How exactly does Essbase work? Part I

This blog post started out as a (another?) blog post about database fragmentation and it quickly went down a completely different – and exciting – path.  Well, exciting to me.  I considered naming the title of this post “Okay, but why?” and “Attack of the B trees!” and a myriad of other thoughts going through my head during my research phase.  However, in my quest to defragment my database I was given a glimpse into how Essbase (BSO) databases work.  These series of posts are not absolute statements, nor are they ones in which I claim to know everything about the guts of Essbase. I am simply sharing what I have learned over the past week or so.  In fact, if others out there have more to share or find an incorrect statement in my post, please post a comment!  We will all be better for it.

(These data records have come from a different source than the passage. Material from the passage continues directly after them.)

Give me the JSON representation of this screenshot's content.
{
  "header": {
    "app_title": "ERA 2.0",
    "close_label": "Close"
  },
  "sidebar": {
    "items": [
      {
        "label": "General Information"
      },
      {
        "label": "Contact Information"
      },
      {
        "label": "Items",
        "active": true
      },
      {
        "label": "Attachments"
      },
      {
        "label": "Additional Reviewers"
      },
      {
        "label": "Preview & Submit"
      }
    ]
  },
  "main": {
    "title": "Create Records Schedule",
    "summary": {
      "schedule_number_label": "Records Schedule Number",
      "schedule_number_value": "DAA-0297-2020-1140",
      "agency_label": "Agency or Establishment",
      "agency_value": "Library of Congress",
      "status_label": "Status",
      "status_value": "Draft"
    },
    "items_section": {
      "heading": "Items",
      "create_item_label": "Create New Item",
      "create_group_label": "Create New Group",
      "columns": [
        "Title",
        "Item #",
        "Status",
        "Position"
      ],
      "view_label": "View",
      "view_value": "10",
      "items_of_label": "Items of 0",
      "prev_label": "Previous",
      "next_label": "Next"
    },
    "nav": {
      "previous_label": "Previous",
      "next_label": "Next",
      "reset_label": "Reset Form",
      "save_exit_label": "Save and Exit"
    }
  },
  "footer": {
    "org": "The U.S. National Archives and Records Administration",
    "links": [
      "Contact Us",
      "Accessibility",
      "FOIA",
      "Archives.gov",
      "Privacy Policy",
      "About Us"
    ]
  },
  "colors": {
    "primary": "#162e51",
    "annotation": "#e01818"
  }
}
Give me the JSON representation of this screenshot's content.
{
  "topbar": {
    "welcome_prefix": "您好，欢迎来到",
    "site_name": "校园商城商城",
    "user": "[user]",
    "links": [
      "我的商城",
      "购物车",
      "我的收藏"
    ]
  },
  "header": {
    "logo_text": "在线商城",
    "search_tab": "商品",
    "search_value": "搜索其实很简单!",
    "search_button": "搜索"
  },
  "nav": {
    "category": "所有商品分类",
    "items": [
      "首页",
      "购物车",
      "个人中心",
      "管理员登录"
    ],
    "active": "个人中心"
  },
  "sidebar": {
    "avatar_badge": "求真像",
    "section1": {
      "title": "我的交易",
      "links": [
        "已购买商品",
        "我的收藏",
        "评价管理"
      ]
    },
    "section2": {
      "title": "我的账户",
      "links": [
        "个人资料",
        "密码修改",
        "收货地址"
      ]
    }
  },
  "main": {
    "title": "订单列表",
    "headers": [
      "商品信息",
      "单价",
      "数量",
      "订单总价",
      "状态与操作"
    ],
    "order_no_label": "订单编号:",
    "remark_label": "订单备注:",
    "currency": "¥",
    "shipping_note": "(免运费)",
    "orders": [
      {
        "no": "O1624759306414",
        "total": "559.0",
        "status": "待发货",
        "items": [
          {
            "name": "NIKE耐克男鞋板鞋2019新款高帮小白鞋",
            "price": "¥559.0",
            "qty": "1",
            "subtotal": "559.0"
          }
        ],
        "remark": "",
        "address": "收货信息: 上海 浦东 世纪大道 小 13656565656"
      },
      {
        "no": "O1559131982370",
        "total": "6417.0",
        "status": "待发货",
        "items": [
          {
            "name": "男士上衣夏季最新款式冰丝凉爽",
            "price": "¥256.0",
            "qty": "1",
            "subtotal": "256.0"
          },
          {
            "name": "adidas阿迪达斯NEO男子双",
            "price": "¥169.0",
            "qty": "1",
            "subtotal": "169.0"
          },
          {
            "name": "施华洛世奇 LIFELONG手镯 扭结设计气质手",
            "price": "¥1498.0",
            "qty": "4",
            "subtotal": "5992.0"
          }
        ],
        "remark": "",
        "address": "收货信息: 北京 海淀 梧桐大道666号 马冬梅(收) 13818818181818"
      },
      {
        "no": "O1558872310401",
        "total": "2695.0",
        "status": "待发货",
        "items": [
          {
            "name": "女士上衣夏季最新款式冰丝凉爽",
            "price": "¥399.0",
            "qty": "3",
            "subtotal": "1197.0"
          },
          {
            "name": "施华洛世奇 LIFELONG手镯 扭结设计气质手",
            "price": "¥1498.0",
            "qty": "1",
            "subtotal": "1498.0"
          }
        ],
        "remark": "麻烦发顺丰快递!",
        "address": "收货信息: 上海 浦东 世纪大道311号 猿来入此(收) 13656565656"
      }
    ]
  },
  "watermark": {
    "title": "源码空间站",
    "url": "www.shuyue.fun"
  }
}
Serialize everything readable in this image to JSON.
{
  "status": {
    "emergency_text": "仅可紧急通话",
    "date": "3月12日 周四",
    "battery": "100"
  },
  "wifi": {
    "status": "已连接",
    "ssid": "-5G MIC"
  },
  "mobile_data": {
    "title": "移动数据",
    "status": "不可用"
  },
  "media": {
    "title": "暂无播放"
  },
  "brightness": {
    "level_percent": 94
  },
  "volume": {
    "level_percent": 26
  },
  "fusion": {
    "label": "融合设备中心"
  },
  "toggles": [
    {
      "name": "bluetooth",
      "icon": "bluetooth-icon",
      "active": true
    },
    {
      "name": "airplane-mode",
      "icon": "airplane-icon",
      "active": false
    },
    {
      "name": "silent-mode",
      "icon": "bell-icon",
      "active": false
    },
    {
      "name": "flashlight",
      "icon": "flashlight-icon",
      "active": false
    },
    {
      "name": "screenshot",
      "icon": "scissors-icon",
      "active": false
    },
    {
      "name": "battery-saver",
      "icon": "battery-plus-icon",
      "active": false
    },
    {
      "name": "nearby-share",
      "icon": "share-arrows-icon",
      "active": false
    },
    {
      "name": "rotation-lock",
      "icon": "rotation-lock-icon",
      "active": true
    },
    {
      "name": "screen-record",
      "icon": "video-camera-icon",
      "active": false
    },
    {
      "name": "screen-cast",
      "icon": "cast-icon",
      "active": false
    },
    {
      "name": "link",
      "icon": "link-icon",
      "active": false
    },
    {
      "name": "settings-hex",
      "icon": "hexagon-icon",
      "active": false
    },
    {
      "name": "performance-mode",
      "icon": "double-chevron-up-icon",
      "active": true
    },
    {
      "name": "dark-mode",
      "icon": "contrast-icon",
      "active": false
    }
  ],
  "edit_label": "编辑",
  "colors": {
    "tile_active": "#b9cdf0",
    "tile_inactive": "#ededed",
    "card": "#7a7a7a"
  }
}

My history of learning Essbase is very solitary.  I was not fortunate enough to be mentored by a sage admin for years.  I learned in bits and pieces and understood that certain Essbase truths existed and that I should follow them…but didn’t know why and didn’t know whom to ask why.  This blog is turning from a “here’s the error code…here’s how to fix it!” to a learning of the inner workings – and how they apply to Essbase “truths”.  This does lead in to errors and how to fix them…and why they are errors.  This will be evolving and should not be seen as an end all, be all for the guts.  Let’s dive in…

A couple weeks ago I had a horribly fragmented database.  To take the database down, export the data and reload the data was just not an option since it was prime data loading time.  Why was the time a factor?  To export the data at level 0 would take hours…I just knew it (and, in fact, once I was able to export the data, it took 9 hours) because the database was so fragmented.  So…how did I know the database was fragmented?  I was in EAS and paid attention to a certain statistic -> Average Clustering Ratio.  It was at .38.  POINT THREE EIGHT.  I also looked in the application’s database folder on the backend and saw that I had 3 index files and 12 page files.  We usually have 1 index and 4 page files.  Since I knew I could not export the data for a couple days, I decided to research fragmentation a bit more just to be more informed.  We have a script that causes pretty bad fragmentation no matter what I try so I was trying to research more of what I could do to lessen the fragmentation until we could go through the defragmentation process.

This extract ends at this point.